Tuesday, November 24, 2009

Friday Morning

It’s Friday morning. That’s not nearly as succinct or accurate a description as it sounds. My Friday is not your Friday. Not necessarily. My forty-hour week is crammed into three days, the last of which is Friday, regardless of what calendar day it falls on. It’s also not necessarily morning. When you work nights whatever time you crawl out of bed, brain wobbling in the confused orange glow of mid-afternoon, that’s morning.

I take a shower, make some coffee and call my wife. Say what you will but I am quite simply lost at sea when she doesn’t answer. That isn’t to say I’m incapable of running the house in her absence. I’m the cook, the housekeeper, the gardener, shopper, unskilled laborer and arbiter of neighborhood disputes. I simply don’t care to start my day without first talking to her. Which is strange because when I call, her day is almost over. It’s after five and she’s worn down from solving petty disagreements, stomaching excuses and weathering an unending storm of accusations. In short, from straining under the burden managers the world over must carry. She’s tired from a long day and I’m fresh out of bed and ready to start mine. On days I work we are truly two ships passing in the night.

And it’s not just her. By the time I hop into my car the world is finished for the day, evidenced by the steadily increasing stream of cars heading in the opposite direction. They’re all going home for an evening of whatever it is they do and I’m still thinking about what to eat for breakfast. If nothing else, shift work teaches you the world is a window through which no two people will share the same view.

Of course, things are different on Monday. When you come in on Monday you’ve been gone from the place, washed it from your skin and returning is a shock to the system. On Monday the smell hits your nose like a jab and instantly triggers memories in a moment not at all unlike walking through the halls on the first day of school. By Friday that’s all gone and the smell is a part of you, your body coiled and ready to spring when the dispatch comes in. There is also, on Monday, a cleanliness. It’s in your boots, your clothes, your hands. Everything has been laundered and polished and left to rest. By Friday there will be dirt, mud, clay, flecks of blood, the grime of homeless shelters and back alleys, unswept dust from decrepit houses and the slight stickiness of the river of bodily fluids you have passed through in nursing homes, bathrooms and in the crowded din of countless trauma bays. You’ll scrub these stains. Wipe them off, hose them off, remove them from sight and yet they linger on. Imperceptible, perhaps, but present. And so when Friday is over and you’re done for the week, the stains follow you home only to be removed by the sandblaster that is time spent away from the siren.

By now my day is in full-swing. My partner and I are perfectly synched from spending two long shifts shoulder-to-shoulder wrestling drunks and carrying the large, naked and infirmed from their houses. We check-off the truck, fire up the engine and put ourselves in-service. The sky is slowly going dark blue and streetlights begin to flicker on. Somewhere out there our first patient of the night does not yet know they need an ambulance.

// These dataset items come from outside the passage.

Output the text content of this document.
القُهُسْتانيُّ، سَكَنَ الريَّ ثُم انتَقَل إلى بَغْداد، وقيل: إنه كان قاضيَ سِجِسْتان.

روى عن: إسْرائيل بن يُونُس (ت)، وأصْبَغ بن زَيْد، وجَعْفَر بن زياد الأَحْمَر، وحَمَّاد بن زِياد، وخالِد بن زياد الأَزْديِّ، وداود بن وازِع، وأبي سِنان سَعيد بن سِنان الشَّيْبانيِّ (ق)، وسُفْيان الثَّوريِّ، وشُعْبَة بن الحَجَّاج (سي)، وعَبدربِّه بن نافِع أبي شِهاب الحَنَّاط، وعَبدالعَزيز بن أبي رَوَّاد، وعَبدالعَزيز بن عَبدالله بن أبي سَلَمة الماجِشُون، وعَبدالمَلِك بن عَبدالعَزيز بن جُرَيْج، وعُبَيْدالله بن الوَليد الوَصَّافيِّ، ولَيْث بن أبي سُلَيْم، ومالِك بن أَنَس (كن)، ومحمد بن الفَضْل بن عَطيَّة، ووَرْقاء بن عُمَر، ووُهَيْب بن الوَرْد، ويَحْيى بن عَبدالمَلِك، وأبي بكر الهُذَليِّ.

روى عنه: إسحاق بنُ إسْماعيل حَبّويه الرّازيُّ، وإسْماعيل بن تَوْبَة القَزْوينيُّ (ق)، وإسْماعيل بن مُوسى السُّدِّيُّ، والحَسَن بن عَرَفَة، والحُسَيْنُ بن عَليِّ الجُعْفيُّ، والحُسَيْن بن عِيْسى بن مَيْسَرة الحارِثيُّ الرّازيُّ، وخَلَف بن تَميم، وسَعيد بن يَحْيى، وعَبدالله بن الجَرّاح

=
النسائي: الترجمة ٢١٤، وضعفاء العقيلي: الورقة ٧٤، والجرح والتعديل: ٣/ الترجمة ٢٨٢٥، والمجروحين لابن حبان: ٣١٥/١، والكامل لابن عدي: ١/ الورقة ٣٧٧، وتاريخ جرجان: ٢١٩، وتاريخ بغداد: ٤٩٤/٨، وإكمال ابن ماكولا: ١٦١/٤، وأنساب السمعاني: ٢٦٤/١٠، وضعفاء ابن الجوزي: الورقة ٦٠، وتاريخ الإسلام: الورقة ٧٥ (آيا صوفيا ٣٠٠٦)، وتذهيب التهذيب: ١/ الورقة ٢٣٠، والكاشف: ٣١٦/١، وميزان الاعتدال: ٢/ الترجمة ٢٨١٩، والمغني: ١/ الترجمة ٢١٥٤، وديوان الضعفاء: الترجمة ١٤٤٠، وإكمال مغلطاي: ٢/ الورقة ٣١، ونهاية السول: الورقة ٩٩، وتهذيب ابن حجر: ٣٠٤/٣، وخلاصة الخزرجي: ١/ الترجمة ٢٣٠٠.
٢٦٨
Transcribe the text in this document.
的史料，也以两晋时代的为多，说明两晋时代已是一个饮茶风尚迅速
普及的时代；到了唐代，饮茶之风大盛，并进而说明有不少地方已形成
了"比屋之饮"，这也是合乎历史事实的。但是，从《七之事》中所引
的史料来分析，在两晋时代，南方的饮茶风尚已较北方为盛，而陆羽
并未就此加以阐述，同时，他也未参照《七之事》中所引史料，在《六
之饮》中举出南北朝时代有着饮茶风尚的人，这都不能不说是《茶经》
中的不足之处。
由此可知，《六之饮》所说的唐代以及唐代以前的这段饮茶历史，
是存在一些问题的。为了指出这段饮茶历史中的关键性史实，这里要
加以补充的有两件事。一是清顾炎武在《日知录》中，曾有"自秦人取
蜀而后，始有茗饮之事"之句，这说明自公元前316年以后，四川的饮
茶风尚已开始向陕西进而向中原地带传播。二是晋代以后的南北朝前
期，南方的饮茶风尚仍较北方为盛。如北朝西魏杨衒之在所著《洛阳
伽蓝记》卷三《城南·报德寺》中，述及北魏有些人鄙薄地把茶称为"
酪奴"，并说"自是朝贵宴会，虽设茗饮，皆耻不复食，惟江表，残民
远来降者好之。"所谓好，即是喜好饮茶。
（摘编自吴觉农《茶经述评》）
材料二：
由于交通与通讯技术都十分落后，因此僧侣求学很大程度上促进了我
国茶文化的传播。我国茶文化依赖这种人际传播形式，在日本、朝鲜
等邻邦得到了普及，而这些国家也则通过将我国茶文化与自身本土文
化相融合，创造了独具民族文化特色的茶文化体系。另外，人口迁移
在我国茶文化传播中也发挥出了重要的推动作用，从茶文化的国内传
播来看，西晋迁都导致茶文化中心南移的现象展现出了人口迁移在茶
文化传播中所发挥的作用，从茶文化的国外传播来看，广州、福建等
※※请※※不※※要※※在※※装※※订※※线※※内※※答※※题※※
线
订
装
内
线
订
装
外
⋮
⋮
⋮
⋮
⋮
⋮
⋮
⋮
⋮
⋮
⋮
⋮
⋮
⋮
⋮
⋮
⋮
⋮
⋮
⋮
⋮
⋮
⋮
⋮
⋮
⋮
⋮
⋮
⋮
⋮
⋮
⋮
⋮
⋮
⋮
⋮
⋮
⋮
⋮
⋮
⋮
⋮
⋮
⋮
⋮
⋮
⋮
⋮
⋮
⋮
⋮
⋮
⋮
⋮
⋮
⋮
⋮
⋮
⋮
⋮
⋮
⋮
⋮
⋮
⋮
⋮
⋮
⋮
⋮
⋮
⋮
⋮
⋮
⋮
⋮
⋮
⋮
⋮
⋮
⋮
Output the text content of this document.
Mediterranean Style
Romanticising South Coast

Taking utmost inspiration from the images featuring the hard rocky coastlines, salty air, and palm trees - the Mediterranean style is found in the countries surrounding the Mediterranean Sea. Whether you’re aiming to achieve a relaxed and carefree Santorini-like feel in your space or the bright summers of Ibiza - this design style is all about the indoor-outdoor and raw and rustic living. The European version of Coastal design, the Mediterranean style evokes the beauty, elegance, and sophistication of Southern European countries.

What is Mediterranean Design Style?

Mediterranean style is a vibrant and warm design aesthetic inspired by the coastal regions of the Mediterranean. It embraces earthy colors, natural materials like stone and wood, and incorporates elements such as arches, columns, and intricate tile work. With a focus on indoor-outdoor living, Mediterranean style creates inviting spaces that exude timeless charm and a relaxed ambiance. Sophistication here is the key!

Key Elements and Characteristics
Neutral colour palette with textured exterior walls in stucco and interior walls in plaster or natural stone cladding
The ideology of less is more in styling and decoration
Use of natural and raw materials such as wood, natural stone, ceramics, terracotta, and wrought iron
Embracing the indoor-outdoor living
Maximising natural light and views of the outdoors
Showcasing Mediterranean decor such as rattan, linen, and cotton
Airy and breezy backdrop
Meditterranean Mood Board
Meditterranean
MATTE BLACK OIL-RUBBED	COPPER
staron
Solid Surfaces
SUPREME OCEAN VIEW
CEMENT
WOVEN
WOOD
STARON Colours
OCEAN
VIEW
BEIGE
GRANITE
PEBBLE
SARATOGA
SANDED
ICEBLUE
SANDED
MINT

And maybe they don’t. Sometimes they call seeking advice, reassurance or even a quiet alternative to the city bus they typically ride. None of this may be proper in the strictest sense of when you should summon the service of an emergency ambulance but they are realities of the modern 911 system those of us who comprise it accept as fact.

At a gas station in a dangerous part of town I buy a bottle of water and am invited to cut in front of the long line of men waiting to buy lotto tickets. Outside my partner has the windows down and our radio works and the moon is slowly beginning to overtake the sun. It’s the perfect start to the night and, at the moment, all is quiet.

That won’t last. Tonight we will run non-stop. We will be spit at, argued with, vomited on and threatened. We will work the nightmare call we all know is out there yet never mention for fear of summoning it from the muck. Tonight we will sweat, our hearts pounding as our efforts fail and everything goes quickly to shit. Someone will die as we walk through the door and the family will blame our slow response. All hell will break loose in the ambulance and nothing will go according to plan and when we arrive at the hospital a doctor will shake his head, having no idea what we went through to achieve even the modest degree of order he has inherited. Later we will sit in the ambulance plagued with doubt, wondering how things could’ve gone better, wondering what our peers will say and what they might’ve done differently.

But right now we don’t know any of that. Right now all is good, the sky dark and peaceful. Right now it’s Friday morning.